By contrast, for the past 20-plus years, the bulk of the beer I’ve consumed has been served to me on draft, without those tactile sensations from packaging. But with the pandemic still not solved, I’m not spending time in bars, and am thus mostly drinking from cans and bottles. Strangely, the feeling of the cold, condensation-coated can is the same as it was when I was 17. It’s a nice hold, a familiar but almost forgotten heft.
This might not be so strange to most beer folks back in the States, since packaged beer is a larger part of things there, to say nothing of crowlers and growlers. I’ve had a few crowlers brought over to Prague for me, and while the beers inside were pretty great, the plastic-feeling labels seemed to be missing a bit of romance, or at least tactility and information, extraneous or otherwise. Or maybe I’m just old enough now that I don’t need to look for clues to a forbidden world on the outside of a can or bottle.

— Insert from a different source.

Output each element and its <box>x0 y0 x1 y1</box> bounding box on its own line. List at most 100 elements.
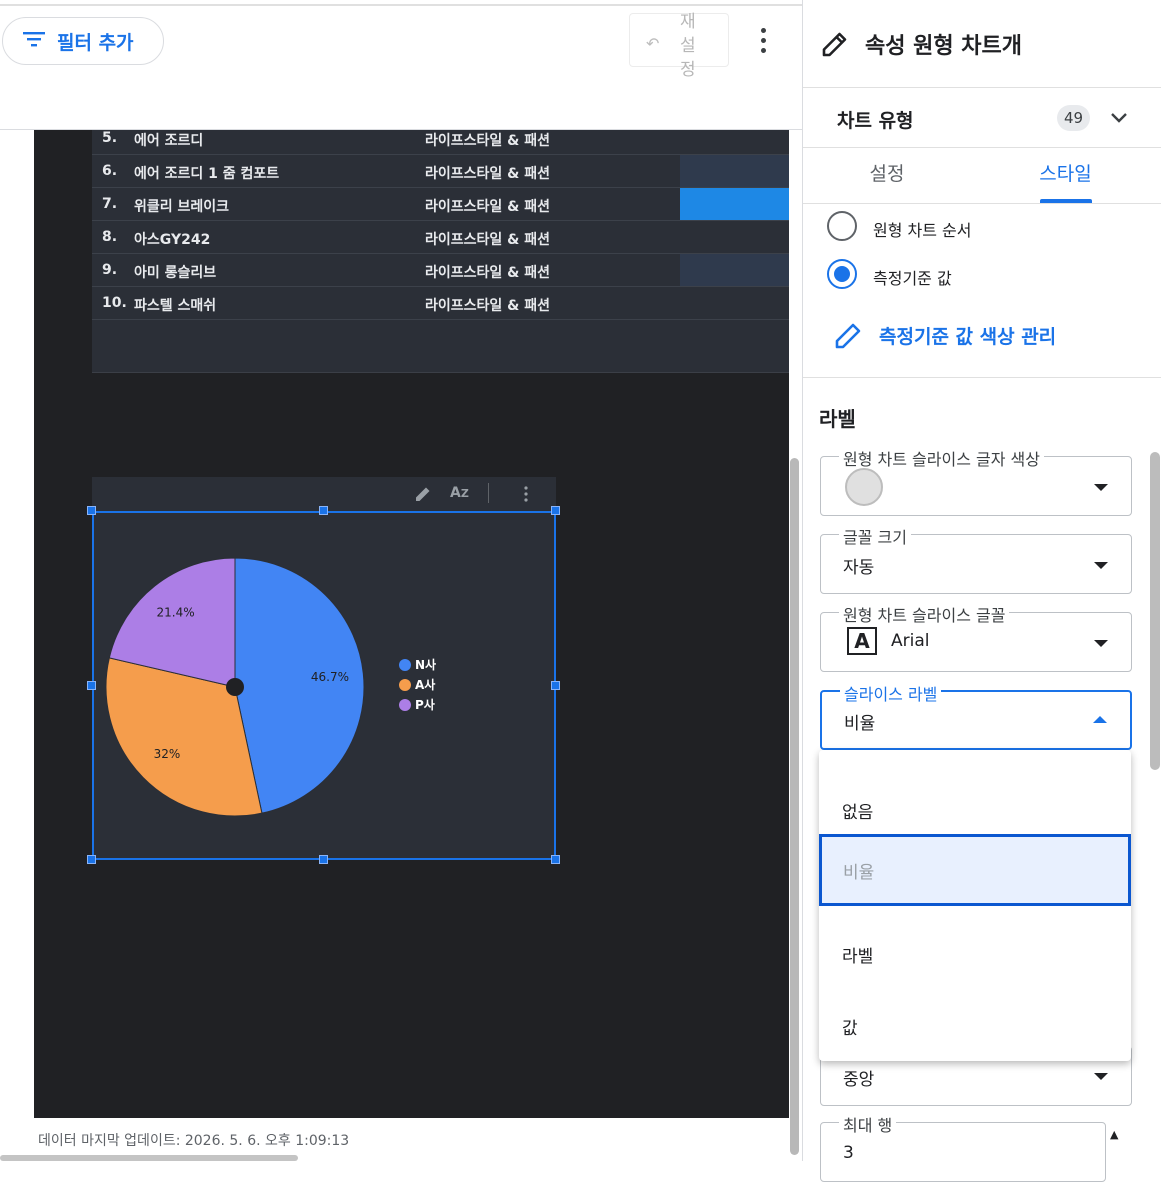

And yet I do: I study them intensely, the cans and bottles that count off my daily beverage intake. I don’t drink from them anymore, not if I can help it (I use a ceramic mug or a glass), but I still read all the words on the outside of the package: the names of places I’ve visited many times by now, the list of ingredients I know intimately, the slogans and branding and government recommendations. I look to them for evidence of the way things were before this time, and as a reminder of the way things will be once again.